A man wearing a face mask walks past the U.S. Federal Reserve in Washington, DC, the United States, December 2, 2020.
Liu Jie | Xinhua News Agency | Getty Images
The US Federal Reserve will not intervene anytime soon to temper rising inflation, market watchers have said, despite the surge in yields that rocked global stock markets.
Stocks have been linked over the past week to rising Treasury yields and the possibility that the Fed will tighten monetary policy to deal with an expected rise in inflation.
On Thursday, Fed Chairman Jerome Powell acknowledged that “some upward pressure on prices” could occur as the economy reopens, noting that he expects the central bank or “patient” on political action even if the economy sees “transitory increases in inflation”.
Although the Fed has consistently been committed to maintaining its accommodative monetary policy and employment and inflation are still well below target, Powell’s comments have lowered the benchmark yield of the US Treasury to 10 years at- above 1.5% and rocked the global stock markets. That return hit an intraday high of 1.626% on Friday after a strong jobs report.
“The bond market vigilantes can shout whatever they want, but for now the Fed has no intention of twisting. Maybe that will change if bond markets get messy enough to trigger a widening credit spreads, but not yet. ” Kit Juckes, global head of foreign exchange strategy at Societe Generale, said in a research note.
Perhaps the failure to give in to the vagaries of the stock market, held hostage by every swing in risk sentiment, reflects an awareness of the big picture – overvalued stock markets are more dangerous than Slightly higher bond yields, ”he said.
The Fed has referred to contingent forward forecasts and pledged to consider the underlying data as it seeks to pull the economy out of the coronavirus crisis.
“Their projections for the economy suggest that inflation, after surging this year, will fall back to the target in 2022, and that the labor market must be very hot in a more general way than we have seen in the report. past for them to start policy tightening, ”said Francesco Garzarelli, head of macro research at Eisler Capital.
Garzarelli told CNBC’s “Street Signs Europe” on Friday that the steepening of the yield curve was in line with the Fed’s current framework of adjusting to incoming data rather than operating according to plan, especially taking into account positive news on vaccinations and fiscal stimulus.
“What stops it, I think, here the Fed wants to have full control over the front end of the curve and I think that could come out if the situation gets very rowdy by stepping up its guidance at the front end.” he said, adding that the central bank was unlikely to change the long end of the curve. The front end of the curve refers to short-term debt securities, rather than longer-term bonds.

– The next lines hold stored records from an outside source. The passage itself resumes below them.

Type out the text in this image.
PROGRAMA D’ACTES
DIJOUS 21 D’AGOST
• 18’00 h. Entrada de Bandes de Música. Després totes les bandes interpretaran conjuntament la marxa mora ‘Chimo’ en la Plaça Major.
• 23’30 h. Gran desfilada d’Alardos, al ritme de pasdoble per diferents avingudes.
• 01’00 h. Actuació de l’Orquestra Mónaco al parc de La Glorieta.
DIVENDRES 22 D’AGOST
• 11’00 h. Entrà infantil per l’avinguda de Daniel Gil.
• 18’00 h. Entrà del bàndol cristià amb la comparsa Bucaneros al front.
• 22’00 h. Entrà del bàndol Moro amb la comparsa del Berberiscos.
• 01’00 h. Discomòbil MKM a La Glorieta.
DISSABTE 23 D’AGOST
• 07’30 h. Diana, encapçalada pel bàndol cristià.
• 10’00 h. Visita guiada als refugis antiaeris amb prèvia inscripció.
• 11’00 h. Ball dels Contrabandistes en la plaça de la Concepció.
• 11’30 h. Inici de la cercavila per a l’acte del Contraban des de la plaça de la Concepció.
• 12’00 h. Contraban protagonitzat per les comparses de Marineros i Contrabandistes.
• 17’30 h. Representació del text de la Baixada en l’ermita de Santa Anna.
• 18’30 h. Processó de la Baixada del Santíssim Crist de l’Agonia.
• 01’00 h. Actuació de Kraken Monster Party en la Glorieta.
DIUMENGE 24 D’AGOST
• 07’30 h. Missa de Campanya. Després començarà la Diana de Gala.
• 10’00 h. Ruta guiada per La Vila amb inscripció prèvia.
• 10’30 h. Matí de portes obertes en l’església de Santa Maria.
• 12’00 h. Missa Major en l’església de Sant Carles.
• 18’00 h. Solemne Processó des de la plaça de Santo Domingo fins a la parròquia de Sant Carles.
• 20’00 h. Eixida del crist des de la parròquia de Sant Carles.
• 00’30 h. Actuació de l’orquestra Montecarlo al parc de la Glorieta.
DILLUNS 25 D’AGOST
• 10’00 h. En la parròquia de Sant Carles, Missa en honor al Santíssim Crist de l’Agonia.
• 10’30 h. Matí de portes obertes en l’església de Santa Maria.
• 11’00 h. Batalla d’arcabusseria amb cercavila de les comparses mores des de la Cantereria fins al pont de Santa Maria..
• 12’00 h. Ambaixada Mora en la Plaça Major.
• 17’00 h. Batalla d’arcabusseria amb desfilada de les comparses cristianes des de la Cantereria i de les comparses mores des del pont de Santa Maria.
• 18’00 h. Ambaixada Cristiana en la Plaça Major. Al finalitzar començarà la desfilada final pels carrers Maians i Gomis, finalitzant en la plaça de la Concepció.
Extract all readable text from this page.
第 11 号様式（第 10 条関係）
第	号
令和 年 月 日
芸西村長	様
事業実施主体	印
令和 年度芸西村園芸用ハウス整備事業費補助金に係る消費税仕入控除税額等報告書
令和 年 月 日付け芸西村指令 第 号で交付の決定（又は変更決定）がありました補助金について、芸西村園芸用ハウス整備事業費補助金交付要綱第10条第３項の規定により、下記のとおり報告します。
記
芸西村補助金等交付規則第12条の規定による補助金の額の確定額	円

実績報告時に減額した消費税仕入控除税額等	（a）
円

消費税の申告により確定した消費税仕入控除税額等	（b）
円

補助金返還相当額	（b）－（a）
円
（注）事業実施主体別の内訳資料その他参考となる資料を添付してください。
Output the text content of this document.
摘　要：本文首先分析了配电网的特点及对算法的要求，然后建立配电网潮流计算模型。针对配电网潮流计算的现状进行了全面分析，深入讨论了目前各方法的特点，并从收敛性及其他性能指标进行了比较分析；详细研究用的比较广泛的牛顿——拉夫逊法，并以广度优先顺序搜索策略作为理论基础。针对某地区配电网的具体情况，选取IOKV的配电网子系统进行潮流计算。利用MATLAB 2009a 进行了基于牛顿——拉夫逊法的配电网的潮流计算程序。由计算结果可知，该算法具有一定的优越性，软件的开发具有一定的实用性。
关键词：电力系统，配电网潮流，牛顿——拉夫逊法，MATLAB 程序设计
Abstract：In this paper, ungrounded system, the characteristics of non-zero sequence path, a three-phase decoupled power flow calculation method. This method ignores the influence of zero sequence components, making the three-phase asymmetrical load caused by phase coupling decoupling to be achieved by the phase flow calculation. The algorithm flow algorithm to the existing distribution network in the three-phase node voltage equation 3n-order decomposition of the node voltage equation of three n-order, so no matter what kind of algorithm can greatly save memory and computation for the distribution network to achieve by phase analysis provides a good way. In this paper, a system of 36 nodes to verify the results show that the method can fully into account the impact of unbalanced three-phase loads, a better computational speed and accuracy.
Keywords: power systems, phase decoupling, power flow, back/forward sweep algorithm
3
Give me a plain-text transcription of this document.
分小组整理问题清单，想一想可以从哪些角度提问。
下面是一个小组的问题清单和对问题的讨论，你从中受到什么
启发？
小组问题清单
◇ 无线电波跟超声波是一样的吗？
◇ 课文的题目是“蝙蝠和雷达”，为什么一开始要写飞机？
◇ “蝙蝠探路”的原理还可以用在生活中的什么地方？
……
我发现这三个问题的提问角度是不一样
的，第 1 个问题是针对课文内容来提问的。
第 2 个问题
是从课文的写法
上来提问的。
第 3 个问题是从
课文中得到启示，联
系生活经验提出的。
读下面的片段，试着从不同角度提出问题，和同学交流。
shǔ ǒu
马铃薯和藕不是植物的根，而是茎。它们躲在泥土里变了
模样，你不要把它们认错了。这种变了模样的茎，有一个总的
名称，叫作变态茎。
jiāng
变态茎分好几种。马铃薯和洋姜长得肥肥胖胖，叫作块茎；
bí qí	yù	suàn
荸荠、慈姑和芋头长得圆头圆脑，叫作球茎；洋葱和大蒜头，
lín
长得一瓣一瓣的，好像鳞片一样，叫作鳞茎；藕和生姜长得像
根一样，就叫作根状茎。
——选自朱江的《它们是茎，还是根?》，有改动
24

Powell stressed Thursday that the rise in bond yields and the adverse market reaction were not viewed by the central bank as “disorderly” requiring direct intervention.
Charalambos Pissouros, senior market analyst at JFD Bank, also noted the Fed’s willingness to exceed its 2% inflation target for several months in the short term with the hope of stabilizing in the longer term.
“As a result, we expect fears about high inflation to subside for the foreseeable future, which could allow stocks and other risk-related assets to rebound,” he said in a note on Friday. .
“As for the dollar, it could be the subject of short interest on more signs that the Fed is likely to stay dovish longer than expected.”
Meanwhile, James Morton of Santa Lucia Asset Management believes the Fed is likely to change its policy in the near term if inflation and yields continue to rise.
“The US government is the biggest debtor after all and it cannot afford higher interest rates,” Morton told CNBC’s “Capital Connection” Friday.